According to the lawsuit, the San Francisco-based bank charged some refinancing customers an unnecessary tax, and then passed that money onto the homeowners' county governments.
"Most of these people have no idea that they've overpaid these taxes," said Matthew Azrael, the Towson attorney who is representing the plaintiffs.
Now that the bank knows that many of its customers were, in fact, exempt from recordation taxes, it should return the money, the lawsuit says.
A Wells Fargo spokeswoman said yesterday that the company's legal department was looking into the lawsuit. She said she could not comment on the case further.
In July, Wells Fargo spokesman Alejandro Hernandez said the company had overcharged some customers because of misunderstandings in the bank's home mortgage unit, according to the Associated Press. It should have been claiming the tax exemption for its customers, but instead was paying the full tax, he said.
At that time, Hernandez said the bank would not ask counties to return the money.
Lawrence and Karen Adashek are the named plaintiffs in the case filed yesterday. The Baltimore County couple refinanced two mortgages this year, Lawrence Adashek said, hoping to take advantage of historically low interest rates.

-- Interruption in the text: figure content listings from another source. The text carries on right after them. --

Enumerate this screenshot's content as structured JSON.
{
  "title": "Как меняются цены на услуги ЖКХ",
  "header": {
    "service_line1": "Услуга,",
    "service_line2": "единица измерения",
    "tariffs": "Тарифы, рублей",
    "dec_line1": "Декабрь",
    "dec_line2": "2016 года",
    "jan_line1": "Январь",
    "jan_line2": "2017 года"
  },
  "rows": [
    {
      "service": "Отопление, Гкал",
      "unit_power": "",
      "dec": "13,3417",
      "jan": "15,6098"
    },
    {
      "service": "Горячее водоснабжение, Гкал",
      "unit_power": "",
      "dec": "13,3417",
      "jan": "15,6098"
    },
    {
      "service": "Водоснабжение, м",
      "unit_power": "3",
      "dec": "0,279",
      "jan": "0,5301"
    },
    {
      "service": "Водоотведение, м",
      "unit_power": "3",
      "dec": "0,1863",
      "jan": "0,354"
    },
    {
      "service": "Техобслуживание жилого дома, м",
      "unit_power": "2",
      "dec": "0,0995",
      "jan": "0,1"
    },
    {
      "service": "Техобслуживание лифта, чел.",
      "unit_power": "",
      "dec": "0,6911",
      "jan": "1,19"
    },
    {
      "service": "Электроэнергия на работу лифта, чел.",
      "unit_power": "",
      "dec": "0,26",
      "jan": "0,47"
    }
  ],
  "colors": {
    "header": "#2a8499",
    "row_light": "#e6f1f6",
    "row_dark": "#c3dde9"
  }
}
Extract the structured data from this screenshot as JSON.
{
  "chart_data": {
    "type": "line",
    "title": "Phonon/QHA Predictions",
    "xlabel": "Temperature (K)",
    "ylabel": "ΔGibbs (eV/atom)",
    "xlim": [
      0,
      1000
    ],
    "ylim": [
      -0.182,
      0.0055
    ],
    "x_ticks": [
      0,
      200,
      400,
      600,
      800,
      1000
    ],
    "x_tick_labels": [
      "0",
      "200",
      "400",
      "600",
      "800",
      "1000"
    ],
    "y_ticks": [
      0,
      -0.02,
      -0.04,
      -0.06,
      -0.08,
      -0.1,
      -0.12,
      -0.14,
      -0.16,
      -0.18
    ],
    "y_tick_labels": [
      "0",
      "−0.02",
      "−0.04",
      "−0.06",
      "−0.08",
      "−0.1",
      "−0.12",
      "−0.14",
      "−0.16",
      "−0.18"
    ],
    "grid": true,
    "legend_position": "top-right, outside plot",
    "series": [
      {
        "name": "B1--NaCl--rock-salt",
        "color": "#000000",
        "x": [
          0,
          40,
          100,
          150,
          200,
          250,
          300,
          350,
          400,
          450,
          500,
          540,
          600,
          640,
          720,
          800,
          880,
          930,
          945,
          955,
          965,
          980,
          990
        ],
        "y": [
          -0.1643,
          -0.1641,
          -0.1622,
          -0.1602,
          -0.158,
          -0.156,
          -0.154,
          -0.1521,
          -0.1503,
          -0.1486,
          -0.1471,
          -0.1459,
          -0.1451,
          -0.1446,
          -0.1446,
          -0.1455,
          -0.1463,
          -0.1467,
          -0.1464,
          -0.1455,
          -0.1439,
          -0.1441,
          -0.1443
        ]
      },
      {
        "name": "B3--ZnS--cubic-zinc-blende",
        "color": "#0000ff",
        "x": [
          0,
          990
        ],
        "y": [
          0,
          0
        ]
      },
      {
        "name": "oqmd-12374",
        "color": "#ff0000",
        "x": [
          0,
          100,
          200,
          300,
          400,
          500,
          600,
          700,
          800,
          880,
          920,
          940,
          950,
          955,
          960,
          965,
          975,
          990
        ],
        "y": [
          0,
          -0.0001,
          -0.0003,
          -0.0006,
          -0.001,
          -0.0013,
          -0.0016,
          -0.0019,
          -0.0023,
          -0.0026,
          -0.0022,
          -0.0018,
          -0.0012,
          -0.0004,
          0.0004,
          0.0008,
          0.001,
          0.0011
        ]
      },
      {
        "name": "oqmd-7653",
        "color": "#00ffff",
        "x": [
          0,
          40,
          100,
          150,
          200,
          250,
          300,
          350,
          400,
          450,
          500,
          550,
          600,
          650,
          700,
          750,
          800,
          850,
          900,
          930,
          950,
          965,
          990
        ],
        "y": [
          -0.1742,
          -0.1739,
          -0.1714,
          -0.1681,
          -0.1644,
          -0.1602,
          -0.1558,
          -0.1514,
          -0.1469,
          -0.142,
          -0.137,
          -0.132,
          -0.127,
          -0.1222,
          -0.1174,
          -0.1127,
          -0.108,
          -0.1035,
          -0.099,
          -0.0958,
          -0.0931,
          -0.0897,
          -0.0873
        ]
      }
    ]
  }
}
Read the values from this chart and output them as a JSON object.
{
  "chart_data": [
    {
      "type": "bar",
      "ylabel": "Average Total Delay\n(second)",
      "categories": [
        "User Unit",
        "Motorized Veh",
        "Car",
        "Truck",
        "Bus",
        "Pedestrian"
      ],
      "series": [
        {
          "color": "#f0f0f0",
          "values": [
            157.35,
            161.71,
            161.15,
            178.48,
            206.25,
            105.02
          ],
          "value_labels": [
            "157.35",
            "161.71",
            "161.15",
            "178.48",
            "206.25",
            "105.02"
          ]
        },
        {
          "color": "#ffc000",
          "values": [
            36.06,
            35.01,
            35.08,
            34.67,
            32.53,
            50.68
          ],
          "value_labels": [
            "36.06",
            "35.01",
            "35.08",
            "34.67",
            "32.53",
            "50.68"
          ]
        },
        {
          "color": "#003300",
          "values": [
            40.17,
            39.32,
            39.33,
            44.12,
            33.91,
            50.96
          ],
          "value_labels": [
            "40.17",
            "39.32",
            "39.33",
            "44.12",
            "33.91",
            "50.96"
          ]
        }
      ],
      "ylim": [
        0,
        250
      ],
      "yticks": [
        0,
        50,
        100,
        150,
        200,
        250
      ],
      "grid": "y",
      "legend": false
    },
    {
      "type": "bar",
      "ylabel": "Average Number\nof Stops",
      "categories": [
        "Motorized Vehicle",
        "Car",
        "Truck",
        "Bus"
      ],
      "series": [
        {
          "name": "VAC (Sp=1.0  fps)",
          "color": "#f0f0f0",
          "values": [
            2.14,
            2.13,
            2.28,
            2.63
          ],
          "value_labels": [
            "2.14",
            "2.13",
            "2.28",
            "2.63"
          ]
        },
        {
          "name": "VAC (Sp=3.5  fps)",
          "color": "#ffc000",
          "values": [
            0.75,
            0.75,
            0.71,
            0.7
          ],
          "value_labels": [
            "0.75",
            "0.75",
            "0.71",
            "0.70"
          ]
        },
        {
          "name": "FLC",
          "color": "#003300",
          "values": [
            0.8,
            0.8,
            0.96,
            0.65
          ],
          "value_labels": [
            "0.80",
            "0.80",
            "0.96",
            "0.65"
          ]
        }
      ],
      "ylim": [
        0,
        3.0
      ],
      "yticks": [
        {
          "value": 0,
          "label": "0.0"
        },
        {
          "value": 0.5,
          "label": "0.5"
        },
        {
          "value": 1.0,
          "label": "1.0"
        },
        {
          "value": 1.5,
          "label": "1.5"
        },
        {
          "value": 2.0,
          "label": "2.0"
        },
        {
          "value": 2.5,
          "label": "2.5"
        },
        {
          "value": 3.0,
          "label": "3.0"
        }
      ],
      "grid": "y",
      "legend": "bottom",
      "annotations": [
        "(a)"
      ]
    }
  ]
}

But when Adashek compared the settlement sheets from the refinancing on his first mortgage with the one from his second, he saw that only the second refinancing, the one handled by Wells Fargo, charged him recordation taxes.
Adashek said he called his settlement officer and asked about the charges. The settlement officer told him that he, like others involved in similar refinancings, was exempt from those taxes, he said.
In total, according to the lawsuit, Wells Fargo had charged Adashek $325.50 extra. Adashek called his lawyer.
"I saw the fact that if Wells Fargo had done this to me, they've done this to a huge number of people," Adashek said.
Azrael said thousands of Maryland residents may be in similar situations. He pointed to numbers from Frederick County, which show that in just four days of refinancings this year, more than $137,800 had been overpaid in recordation taxes. Most of those cases were from Wells Fargo-handled refinancings.
The lawsuit alleges negligence, breach of contract and violations of the Maryland Consumer Protection Act.
As a class action, the lawsuit would try to collect damages for all Maryland residents whose situations are legally similar to the Adasheks'.
The suit asks for compensatory damages to cover the amount of excess taxes paid by homeowners, money to cover any additional interest and attorneys' fees.